If it wasn’t for the influence of history, there might not be a Porsche Turbo Coupé or Cabriolet any more. Back in 1975, fitting a turbocharger to a Porsche 911 and widening the body to accommodate massively bigger rear wheels was a breathtaking thing to do, but that was when ordinary 911s only had 200-and-a-bit horsepower, plus knife edge-handling that meant the extra poke would have sent them backwards through a hedge.
Nowadays, the most basic 911 has 385bhp and every 911 is turbocharged and possesses a wide body anyway. Expanding the 3.0-litre to 3.7 litres and boosting power to 641bhp for the latest Turbo suddenly looks a bit excessive to some eyes, even when the whole vehicle weighs 1700kg, but the traditional existence of a Turbo as a variety of 911 means the demand keeps rolling.
It becomes a 205mph all-wheel-drive car with the astounding 0-62mph acceleration time of 2.8sec, mostly because of the class-beating traction of the rear-engined weight bias and the clever way the sophisticated traction control directs the right amount of torque to every wheel.
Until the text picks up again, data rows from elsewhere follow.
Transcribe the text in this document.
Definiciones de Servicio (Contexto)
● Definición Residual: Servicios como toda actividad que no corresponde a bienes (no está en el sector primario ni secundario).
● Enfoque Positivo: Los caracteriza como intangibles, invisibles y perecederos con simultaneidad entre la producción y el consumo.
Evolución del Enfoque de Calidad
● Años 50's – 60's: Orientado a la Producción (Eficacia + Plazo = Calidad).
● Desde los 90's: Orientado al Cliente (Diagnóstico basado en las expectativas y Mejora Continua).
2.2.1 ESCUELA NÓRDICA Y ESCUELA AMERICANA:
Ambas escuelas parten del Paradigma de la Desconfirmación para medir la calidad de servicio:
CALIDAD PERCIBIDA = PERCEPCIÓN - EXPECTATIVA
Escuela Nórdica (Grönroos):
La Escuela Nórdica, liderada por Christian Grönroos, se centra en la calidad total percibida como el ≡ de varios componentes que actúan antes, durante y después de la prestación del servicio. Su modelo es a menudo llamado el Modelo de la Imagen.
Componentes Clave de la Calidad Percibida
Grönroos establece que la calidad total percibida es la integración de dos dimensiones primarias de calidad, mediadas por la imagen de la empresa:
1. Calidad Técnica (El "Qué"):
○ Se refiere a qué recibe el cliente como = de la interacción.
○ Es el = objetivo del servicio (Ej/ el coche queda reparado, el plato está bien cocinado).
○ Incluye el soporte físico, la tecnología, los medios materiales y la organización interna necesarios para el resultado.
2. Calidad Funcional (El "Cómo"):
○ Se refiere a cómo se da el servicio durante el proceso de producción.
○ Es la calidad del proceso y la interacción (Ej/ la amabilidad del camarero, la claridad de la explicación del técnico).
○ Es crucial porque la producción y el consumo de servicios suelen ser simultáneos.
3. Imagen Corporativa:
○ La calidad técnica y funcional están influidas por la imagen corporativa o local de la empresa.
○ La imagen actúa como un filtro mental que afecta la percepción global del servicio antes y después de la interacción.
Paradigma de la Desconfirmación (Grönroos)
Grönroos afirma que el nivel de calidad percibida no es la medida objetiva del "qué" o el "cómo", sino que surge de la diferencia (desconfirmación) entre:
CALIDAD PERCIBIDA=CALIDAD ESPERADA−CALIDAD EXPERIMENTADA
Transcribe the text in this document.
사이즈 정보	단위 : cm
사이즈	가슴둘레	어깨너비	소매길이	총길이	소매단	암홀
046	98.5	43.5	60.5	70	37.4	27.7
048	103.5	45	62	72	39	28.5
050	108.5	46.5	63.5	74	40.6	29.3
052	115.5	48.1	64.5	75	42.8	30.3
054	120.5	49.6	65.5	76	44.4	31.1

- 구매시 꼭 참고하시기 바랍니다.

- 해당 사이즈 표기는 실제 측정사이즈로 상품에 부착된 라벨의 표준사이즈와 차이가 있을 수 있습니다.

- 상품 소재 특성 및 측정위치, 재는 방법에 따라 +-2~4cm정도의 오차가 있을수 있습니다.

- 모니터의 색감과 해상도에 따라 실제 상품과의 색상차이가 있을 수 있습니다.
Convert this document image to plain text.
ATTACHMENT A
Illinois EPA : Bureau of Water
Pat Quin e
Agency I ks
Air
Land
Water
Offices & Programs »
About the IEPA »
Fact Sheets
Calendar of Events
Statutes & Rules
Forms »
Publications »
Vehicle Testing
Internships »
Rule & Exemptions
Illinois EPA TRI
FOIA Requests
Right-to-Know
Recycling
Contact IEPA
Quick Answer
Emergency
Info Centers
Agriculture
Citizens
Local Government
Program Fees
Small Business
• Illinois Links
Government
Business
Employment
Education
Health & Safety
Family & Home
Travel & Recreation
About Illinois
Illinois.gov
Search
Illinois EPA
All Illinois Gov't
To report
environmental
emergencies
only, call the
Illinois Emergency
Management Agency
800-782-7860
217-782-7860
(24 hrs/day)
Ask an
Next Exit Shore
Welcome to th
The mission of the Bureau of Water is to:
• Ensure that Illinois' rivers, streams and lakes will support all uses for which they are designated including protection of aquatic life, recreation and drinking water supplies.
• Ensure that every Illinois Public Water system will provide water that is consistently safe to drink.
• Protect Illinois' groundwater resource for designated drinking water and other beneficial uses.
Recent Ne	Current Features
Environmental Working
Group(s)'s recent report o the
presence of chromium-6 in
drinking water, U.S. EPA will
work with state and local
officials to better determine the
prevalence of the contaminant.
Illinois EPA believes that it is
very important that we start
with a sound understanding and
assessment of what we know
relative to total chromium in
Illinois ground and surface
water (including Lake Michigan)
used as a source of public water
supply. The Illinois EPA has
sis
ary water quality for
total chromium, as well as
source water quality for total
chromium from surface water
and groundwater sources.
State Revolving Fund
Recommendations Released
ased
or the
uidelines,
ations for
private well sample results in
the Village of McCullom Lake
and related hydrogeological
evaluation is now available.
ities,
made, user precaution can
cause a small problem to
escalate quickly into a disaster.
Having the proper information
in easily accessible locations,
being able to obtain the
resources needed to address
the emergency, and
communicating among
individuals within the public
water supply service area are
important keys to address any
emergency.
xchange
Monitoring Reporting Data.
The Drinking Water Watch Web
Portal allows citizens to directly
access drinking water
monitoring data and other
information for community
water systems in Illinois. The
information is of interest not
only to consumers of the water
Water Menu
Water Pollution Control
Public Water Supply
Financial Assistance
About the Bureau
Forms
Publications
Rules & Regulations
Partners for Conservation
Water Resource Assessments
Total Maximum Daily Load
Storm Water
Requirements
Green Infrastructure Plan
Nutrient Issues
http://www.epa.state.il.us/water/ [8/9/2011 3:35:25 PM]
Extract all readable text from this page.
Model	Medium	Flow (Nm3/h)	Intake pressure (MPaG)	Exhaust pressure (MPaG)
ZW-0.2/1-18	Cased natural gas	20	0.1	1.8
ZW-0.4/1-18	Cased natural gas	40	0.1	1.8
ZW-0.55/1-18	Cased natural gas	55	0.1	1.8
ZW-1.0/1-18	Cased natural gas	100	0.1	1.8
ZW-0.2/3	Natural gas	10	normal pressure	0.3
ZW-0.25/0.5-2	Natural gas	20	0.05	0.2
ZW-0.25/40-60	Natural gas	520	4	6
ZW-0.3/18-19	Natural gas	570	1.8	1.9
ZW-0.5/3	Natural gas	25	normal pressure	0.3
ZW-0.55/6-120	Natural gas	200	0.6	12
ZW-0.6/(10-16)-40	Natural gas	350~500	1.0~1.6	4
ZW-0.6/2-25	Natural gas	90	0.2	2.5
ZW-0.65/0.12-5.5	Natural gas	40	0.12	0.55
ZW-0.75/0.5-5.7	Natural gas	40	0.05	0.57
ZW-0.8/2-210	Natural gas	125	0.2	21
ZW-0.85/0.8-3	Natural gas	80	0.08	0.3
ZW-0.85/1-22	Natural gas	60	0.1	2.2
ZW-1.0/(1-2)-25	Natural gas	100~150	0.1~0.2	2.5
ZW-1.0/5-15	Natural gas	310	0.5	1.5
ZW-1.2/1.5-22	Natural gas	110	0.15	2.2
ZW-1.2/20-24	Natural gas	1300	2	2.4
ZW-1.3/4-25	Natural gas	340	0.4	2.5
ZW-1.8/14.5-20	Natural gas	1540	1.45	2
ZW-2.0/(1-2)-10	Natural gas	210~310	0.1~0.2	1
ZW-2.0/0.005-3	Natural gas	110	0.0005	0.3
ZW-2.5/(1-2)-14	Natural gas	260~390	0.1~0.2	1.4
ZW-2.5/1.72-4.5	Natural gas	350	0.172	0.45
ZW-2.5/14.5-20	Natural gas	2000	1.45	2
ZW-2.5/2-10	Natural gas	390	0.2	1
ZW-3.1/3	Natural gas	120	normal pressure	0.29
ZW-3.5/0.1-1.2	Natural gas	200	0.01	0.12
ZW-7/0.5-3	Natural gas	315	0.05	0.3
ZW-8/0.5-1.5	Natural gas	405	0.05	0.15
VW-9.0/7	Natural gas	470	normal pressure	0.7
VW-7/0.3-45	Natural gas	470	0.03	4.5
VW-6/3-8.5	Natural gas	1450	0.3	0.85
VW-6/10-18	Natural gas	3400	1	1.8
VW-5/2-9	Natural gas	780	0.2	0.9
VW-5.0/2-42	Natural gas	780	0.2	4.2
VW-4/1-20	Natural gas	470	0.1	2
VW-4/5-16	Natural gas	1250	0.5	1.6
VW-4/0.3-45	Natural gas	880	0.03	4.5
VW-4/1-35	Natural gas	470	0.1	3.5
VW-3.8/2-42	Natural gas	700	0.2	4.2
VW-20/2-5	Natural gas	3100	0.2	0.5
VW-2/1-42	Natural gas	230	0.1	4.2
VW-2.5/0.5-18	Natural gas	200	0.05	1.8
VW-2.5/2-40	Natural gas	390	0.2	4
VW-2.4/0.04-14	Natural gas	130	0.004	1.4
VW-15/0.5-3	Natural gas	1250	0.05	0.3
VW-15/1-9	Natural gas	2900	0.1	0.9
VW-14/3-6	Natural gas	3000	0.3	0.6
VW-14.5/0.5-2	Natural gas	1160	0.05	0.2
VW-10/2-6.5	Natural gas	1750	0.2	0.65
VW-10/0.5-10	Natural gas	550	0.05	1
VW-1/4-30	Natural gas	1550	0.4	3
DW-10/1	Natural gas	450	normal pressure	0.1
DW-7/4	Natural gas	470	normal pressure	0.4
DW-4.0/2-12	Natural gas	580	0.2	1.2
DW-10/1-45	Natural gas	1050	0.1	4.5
Suddenly, we have a car that can more or less match the very quickest supercars, beating them for quality (as Porsche always does) and selling from £168,127, a price that looks decent against McLarens and Ferraris of equal capability, even allowing for the barminess of Porsche’s option pricing, whereby you’re required to pay an extra £2180 for a sports exhaust, £1203 for adaptive cruise control (a gadget that comes free in many an upmarket Vauxhall) and an extra £434 for the best grade of headlight. Even so, our test car’s total of £178,414 still looks okay against others in the supercar realm.